Realizing that another obsessively imitative jazz fusion workout could quickly become a blind alley, Squarepusher's Tom Jenkinson returned to the green fields of drum'n'bass for 2001's Go Plastic, and sounds quite refreshed for having taken the holiday.
As one of the track titles ("Go! Spastic") attests, Jenkinson's back to heavy drill'n'bass, the practically undanceable collision of fractured breakbeats and sample-a-second riffs he made popular with his earliest work as Squarepusher.
The opener and first single, "My Red Hot Car," is probably the most together production on the album, filtering drill'n'bass through the prism of the stylish British 2-step all the rage in clubland during recent years.
(Even though the vocals are filtered and messed with, the risqué, scene-satirical lyrics are still audible, putting the track right in line with twisted, bizarro classics like Aphex Twin's "Come to Daddy" and "Windowlicker.") Jenkinson quickly moves from the single to "Boneville Occident" and "Go! Spastic," a pair of drill'n'bass knockouts that veer from pointed, endlessly complex breakbeats to downbeat hip-hop at the drop of a hat.
He also approaches some sort of nadir for time-stretched drum'n'bass chaos on the seventh track, "Greenways Trajectory" -- the breakbeat carnage is packed together so tightly that, eventually, the entire production is reduced to a series of dog-whistle test tones.

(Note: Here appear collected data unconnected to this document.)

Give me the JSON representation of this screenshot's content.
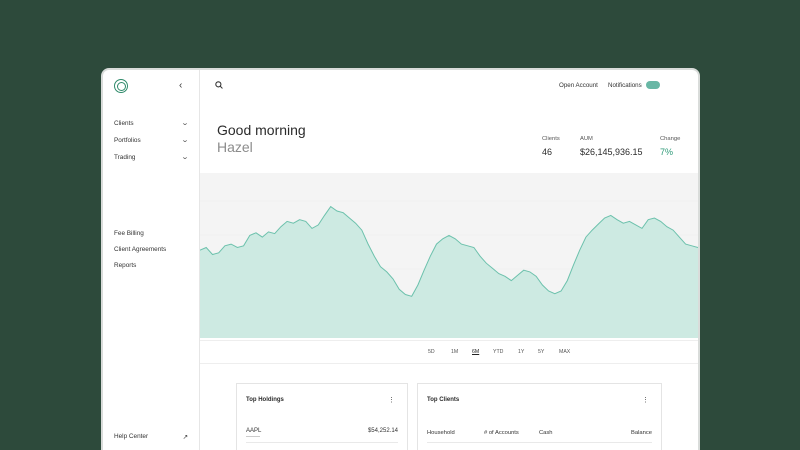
{
  "sidebar": {
    "collapse_glyph": "‹",
    "items": [
      {
        "label": "Clients",
        "chevron": "⌄"
      },
      {
        "label": "Portfolios",
        "chevron": "⌄"
      },
      {
        "label": "Trading",
        "chevron": "⌄"
      },
      {
        "label": "Fee Billing"
      },
      {
        "label": "Client Agreements"
      },
      {
        "label": "Reports"
      }
    ],
    "help": {
      "label": "Help Center",
      "glyph": "↗"
    }
  },
  "header": {
    "open_account": "Open Account",
    "notifications": "Notifications"
  },
  "greeting": {
    "line1": "Good morning",
    "line2": "Hazel"
  },
  "stats": [
    {
      "label": "Clients",
      "value": "46"
    },
    {
      "label": "AUM",
      "value": "$26,145,936.15"
    },
    {
      "label": "Change",
      "value": "7%"
    }
  ],
  "colors": {
    "accent": "#2f9a78",
    "fill": "#cdeae2",
    "line": "#6cc1ac",
    "chart_bg": "#f4f4f4"
  },
  "chart_data": {
    "type": "area",
    "series": [
      {
        "values": [
          0.55,
          0.58,
          0.5,
          0.52,
          0.6,
          0.62,
          0.58,
          0.6,
          0.72,
          0.75,
          0.7,
          0.76,
          0.74,
          0.82,
          0.88,
          0.86,
          0.9,
          0.88,
          0.8,
          0.84,
          0.95,
          1.05,
          1.0,
          0.98,
          0.92,
          0.86,
          0.78,
          0.62,
          0.48,
          0.36,
          0.3,
          0.22,
          0.1,
          0.04,
          0.02,
          0.15,
          0.32,
          0.48,
          0.62,
          0.68,
          0.72,
          0.68,
          0.62,
          0.6,
          0.58,
          0.48,
          0.4,
          0.34,
          0.28,
          0.25,
          0.2,
          0.26,
          0.32,
          0.3,
          0.25,
          0.15,
          0.08,
          0.05,
          0.08,
          0.2,
          0.38,
          0.55,
          0.7,
          0.78,
          0.85,
          0.92,
          0.95,
          0.9,
          0.86,
          0.88,
          0.84,
          0.8,
          0.9,
          0.92,
          0.88,
          0.82,
          0.78,
          0.7,
          0.62,
          0.6,
          0.58
        ]
      }
    ],
    "ranges": [
      "5D",
      "1M",
      "6M",
      "YTD",
      "1Y",
      "5Y",
      "MAX"
    ],
    "selected_range": "6M"
  },
  "top_holdings": {
    "title": "Top Holdings",
    "menu": "⋮",
    "rows": [
      {
        "symbol": "AAPL",
        "value": "$54,252.14"
      }
    ]
  },
  "top_clients": {
    "title": "Top Clients",
    "menu": "⋮",
    "columns": [
      "Household",
      "# of Accounts",
      "Cash",
      "Balance"
    ]
  }
}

It's clear Go Plastic is a work of programmed electronics, with little of the jazz influence or played instruments audible on 1999's Music Is Rotted One Note.

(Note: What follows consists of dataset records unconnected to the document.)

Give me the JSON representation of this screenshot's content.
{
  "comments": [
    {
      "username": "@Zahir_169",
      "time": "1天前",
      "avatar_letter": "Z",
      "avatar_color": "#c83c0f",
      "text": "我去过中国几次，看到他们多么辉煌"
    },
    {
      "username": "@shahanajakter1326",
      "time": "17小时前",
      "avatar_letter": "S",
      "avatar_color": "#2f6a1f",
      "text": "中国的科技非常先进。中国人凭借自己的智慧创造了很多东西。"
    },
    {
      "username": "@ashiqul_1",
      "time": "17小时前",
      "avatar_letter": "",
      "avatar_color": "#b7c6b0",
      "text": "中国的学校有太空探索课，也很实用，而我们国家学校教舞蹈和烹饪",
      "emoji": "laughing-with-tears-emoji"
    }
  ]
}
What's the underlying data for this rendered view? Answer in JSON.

Jenkinson uses a lot of classic, sampled breakbeats -- reminiscent of early jungle and hardcore -- and even reprises the original "jump wide!" vocal-sample classic, tweaked separately in both channels at the same time.

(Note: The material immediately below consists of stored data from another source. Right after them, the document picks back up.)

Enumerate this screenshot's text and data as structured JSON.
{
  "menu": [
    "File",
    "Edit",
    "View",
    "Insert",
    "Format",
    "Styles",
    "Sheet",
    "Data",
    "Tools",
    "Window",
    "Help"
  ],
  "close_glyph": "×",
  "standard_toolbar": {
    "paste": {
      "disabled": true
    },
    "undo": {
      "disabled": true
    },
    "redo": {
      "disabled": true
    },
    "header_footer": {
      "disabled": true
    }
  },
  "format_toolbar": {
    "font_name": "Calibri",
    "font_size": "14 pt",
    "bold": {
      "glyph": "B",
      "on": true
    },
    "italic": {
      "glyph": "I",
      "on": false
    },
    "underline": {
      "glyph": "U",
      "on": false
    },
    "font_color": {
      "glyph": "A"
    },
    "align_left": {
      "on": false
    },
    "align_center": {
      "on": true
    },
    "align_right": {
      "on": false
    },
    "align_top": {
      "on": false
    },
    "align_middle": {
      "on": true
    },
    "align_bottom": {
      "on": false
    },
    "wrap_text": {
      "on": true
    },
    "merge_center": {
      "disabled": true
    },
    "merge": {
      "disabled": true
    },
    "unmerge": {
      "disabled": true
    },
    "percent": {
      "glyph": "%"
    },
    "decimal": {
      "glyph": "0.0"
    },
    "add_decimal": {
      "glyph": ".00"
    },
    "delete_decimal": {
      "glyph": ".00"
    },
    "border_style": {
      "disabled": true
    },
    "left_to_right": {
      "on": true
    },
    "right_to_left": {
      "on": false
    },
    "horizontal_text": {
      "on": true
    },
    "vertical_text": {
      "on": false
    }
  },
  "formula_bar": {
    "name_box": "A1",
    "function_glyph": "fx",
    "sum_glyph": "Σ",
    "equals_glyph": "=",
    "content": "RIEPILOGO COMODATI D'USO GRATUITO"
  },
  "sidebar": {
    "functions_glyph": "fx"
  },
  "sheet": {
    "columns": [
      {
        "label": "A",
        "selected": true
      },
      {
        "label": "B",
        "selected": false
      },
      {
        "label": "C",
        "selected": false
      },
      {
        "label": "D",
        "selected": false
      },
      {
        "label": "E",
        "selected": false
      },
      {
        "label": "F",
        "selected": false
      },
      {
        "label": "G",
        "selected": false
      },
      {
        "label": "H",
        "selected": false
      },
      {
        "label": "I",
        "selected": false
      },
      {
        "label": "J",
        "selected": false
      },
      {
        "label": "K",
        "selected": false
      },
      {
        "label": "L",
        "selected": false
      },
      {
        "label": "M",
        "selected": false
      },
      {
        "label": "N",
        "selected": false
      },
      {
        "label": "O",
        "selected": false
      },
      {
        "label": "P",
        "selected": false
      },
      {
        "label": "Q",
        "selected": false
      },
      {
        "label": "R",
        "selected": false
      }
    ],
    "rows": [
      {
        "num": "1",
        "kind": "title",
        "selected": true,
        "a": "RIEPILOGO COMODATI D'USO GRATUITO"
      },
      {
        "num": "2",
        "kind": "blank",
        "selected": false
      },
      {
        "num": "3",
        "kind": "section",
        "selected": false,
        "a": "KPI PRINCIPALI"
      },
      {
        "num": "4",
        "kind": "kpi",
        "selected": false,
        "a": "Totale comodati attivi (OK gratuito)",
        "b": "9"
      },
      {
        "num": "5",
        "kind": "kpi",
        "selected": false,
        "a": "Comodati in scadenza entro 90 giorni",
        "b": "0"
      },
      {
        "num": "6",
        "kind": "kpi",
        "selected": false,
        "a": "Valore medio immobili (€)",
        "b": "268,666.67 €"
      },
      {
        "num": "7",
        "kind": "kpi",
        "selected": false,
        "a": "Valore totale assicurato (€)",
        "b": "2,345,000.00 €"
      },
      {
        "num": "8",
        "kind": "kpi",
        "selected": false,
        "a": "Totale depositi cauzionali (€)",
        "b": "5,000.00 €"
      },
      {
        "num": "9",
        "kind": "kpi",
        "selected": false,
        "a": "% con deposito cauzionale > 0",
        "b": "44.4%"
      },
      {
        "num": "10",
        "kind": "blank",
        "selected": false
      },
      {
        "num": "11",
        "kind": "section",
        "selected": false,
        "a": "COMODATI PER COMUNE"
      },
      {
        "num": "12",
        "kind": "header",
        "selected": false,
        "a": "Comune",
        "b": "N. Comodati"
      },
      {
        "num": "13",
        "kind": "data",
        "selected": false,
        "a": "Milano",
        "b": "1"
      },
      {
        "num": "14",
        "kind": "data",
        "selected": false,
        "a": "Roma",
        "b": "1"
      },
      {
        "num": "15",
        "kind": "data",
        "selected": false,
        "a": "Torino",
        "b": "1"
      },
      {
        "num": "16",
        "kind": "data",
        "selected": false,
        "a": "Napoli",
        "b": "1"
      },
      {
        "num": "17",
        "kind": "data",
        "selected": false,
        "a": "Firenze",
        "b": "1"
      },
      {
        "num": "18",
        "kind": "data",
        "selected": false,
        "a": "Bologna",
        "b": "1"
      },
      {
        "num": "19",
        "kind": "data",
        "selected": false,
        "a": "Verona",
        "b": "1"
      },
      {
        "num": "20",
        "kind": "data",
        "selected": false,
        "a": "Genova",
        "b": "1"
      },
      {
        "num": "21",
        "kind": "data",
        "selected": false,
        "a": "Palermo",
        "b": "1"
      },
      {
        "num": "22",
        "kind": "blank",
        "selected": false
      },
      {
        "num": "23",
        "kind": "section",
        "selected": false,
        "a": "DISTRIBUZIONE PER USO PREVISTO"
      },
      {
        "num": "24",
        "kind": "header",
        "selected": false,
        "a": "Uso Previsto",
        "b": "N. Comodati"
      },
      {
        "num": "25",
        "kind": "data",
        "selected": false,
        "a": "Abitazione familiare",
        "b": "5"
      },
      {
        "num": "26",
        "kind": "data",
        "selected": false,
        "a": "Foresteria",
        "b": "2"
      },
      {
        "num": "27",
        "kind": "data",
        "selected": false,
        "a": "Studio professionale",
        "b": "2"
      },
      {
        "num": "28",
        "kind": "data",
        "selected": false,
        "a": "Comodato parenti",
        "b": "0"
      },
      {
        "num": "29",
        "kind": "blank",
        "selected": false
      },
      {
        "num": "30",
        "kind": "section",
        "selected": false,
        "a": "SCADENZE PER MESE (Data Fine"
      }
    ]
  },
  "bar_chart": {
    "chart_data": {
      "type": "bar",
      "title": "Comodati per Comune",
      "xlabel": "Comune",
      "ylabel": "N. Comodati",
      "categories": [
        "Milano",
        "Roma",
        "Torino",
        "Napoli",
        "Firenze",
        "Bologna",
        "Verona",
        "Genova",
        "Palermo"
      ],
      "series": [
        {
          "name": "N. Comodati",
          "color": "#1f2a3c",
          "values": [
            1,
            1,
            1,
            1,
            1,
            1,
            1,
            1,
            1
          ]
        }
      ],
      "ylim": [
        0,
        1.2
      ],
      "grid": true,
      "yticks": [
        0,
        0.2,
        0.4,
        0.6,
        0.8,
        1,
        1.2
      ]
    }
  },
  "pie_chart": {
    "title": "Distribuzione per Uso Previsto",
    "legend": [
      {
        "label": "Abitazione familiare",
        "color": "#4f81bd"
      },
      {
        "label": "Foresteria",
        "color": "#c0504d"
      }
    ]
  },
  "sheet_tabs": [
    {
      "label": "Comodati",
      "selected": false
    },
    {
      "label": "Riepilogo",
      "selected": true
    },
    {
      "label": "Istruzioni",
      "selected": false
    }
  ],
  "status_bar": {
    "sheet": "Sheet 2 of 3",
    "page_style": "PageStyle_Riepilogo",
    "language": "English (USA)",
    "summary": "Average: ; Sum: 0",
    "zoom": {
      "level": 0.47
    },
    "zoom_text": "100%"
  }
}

Toward the end, Jenkinson trades the experimentation for a bit of mood-setting on pieces like "Tommib" and "Plaistow Flex Out," but these are only temporary detours from some serious programming chaos.
Any jazzbos left over from his previous work may be in for a rude awakening to the frenetic programming and primitive acid house textures; still, fans of Squarepusher from the beginning will be overjoyed to hear him back doing what he's done best.